Le rôle crucial du procès et de l’avocat pour un aménagement de peine réussi

Face à l’échec d’une procédure systématique, au-delà du contenu de l’aménagement de peine, le rapport de recherche aborde longuement les conditions processuelles nécessaires pour un aménagement de peine réussi. Une partie importante du rapport est consacrée aux théories de la « légitimité de la justice et justice processuelles » (LJ-PJ) et leur traduction juridique, la théorie de la « jurisprudence thérapeutique » (TJ). Le rapport rappelle que des études ont montré que les justiciables étaient plus attachés à cette justice processuelle qu’au résultat de leur affaire.

Le suivi de cette théorie impose que soient respectées ses différentes composantes (p. 180), comme la possibilité pour les justiciables de s’exprimer durant la procédure et de participer activement à l’établissement des faits. La neutralité est également au cœur de ce modèle, tout comme la nécessité de faire reposer les décisions sur des preuves avérées et de permettre une instance d’appel. Le modèle LJ-PJ-TJ insiste également sur la nécessité de considérer le détenu avec respect, dignité et politesse et au fait que leurs droits en tant que citoyens soient respectés. Le care (ou bienveillance) est le dernier élément central de ce modèle.

Pour l’équipe de recherche, ces éléments sont souvent absents de la procédure de libération sous contrainte. Le temps d’étude des dossiers est court (2 à 3 minutes, si le détenu est absent, 8 à 9, s’il est présent) et la libération sous contrainte est une procédure quasi administrative. Pour l’équipe, la LSC n’est qu’une des tentatives répétées de déjuridictionnalisation et parfois même de déjudiciarisation, de l’aménagement, « quelques années seulement après les réformes fondatrices de 2000-2004 ayant fait entrer le procès équitable dans l’application des peines » (p. 10).

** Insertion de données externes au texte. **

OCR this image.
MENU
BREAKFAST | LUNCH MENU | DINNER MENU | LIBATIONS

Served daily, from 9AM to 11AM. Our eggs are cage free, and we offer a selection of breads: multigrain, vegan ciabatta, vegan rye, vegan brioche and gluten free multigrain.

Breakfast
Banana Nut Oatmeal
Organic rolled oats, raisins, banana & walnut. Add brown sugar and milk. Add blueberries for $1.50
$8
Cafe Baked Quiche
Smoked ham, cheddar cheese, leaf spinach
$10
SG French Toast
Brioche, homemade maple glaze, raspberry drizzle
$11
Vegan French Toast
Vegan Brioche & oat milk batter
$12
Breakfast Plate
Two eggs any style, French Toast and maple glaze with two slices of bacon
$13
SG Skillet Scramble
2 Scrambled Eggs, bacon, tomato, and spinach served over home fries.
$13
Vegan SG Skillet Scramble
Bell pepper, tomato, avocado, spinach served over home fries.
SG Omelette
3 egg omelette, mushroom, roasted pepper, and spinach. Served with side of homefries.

Dans cette perspective d’équité processuelle au cœur d’un aménagement des peines réussi, la recherche souligne le rôle particulier de l’avocat. La présence de l’avocat au débat contradictoire n’augmente que très légèrement le temps de traitement du dossier. Pourtant, pour la recherche, son rôle est crucial. Par sa seule présence, il renforce la dignité du comportement des autres acteurs et conduit le JAP a être plus soucieux de son indépendance. L’avocat remet également les situations en perspective en apportant une parole contradictoire aux autres autorités ou en se substituant au SPIP pour certaines procédures administratives nécessaires à la préparation à la sortie. Enfin, la présence de l’avocat permet au condamné d’avoir l’impression d’avoir pu s’exprimer, élément au cœur du modèle LJ-PJ-TJ.

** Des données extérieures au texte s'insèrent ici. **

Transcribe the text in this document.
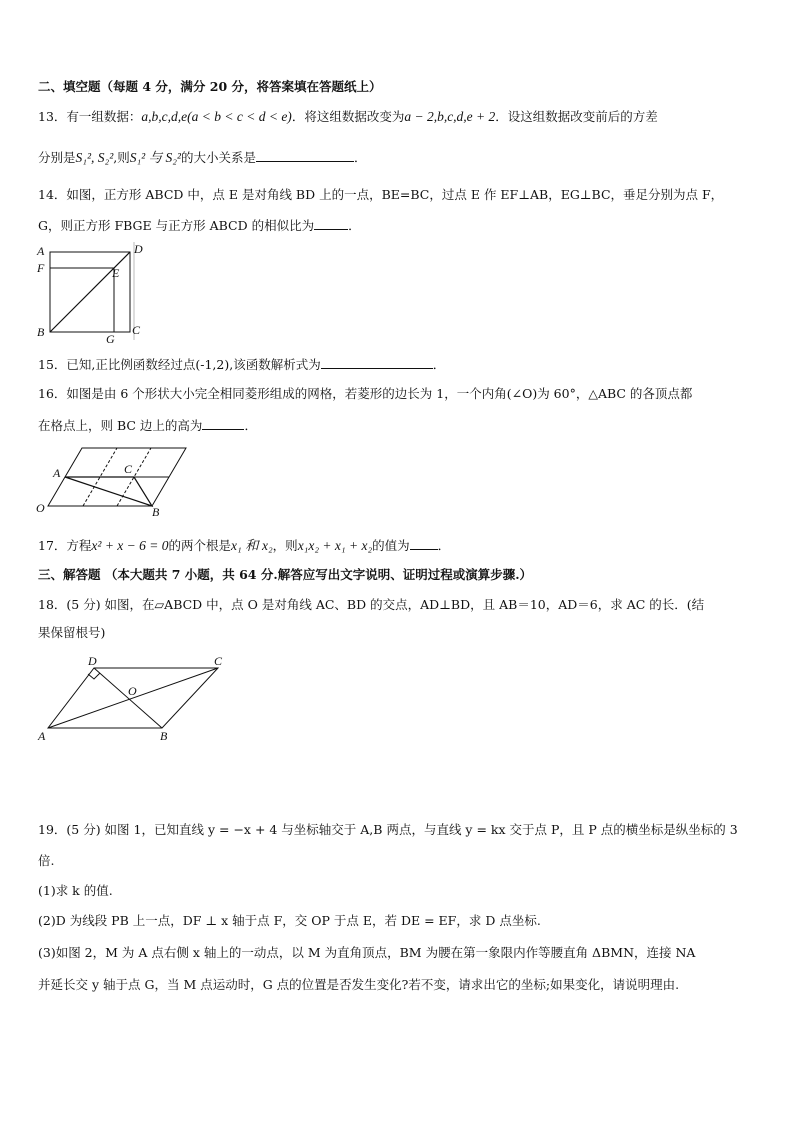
二、填空题（每题 4 分，满分 20 分，将答案填在答题纸上）
13．有一组数据：a,b,c,d,e(a < b < c < d < e)．将这组数据改变为a − 2,b,c,d,e + 2．设这组数据改变前后的方差
分别是S₁², S₂²,则S₁² 与 S₂²的大小关系是	．
14．如图，正方形 ABCD 中，点 E 是对角线 BD 上的一点，BE=BC，过点 E 作 EF⊥AB，EG⊥BC，垂足分别为点 F，
G，则正方形 FBGE 与正方形 ABCD 的相似比为	．
A	D
F	E
B	G
C
15．已知,正比例函数经过点(-1,2),该函数解析式为	．
16．如图是由 6 个形状大小完全相同菱形组成的网格，若菱形的边长为 1，一个内角(∠O)为 60°，△ABC 的各顶点都
在格点上，则 BC 边上的高为	．
A	C
O	B
17．方程x² + x − 6 = 0的两个根是x₁ 和 x₂，则x₁x₂ + x₁ + x₂的值为 ．
三、解答题 （本大题共 7 小题，共 64 分.解答应写出文字说明、证明过程或演算步骤.）
18．(5 分) 如图，在▱ABCD 中，点 O 是对角线 AC、BD 的交点，AD⊥BD，且 AB＝10，AD＝6，求 AC 的长．(结
果保留根号)
D	C
O
A	B
19．(5 分) 如图 1，已知直线 y = −x + 4 与坐标轴交于 A,B 两点，与直线 y = kx 交于点 P，且 P 点的横坐标是纵坐标的 3
倍.
(1)求 k 的值.
(2)D 为线段 PB 上一点，DF ⊥ x 轴于点 F，交 OP 于点 E，若 DE = EF，求 D 点坐标.
(3)如图 2，M 为 A 点右侧 x 轴上的一动点，以 M 为直角顶点，BM 为腰在第一象限内作等腰直角 ΔBMN，连接 NA
并延长交 y 轴于点 G，当 M 点运动时，G 点的位置是否发生变化?若不变，请求出它的坐标;如果变化，请说明理由.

En conclusion, si l’échec de la libération sous contrainte était parfaitement prévisible, des pistes sont proposées pour relancer les aménagements de peine (p. 240) : recruter des magistrats, des CPIP mais également des greffiers pour que les CPIP puissent se concentrer sur la préparation active de la sortie. Martine Herzog-Evans souhaite également le développement de programmes partenariaux intégrés avec les associations et la société civile. Le rapport insiste aussi sur un dépoussiérage conséquent de l’ensemble des pratiques et formulaires administratifs, en éliminant les documents et procédures inutiles. Enfin, une réorientation du métier de cadre du SPIP devrait être menée, pour en faire un véritable encadrant et non un contrôle des rapports rédigés par le CPIP.

En ce qui concerne le cadre législatif, la recherche n’appelle pas à la création de nouveaux aménagements. La voie désormais privilégiée chez nos voisins européens est l’interdiction totale des courtes peines, qui, au-delà du choc carcéral, désocialisent sans permettre de travailler sur les causes de la délinquance.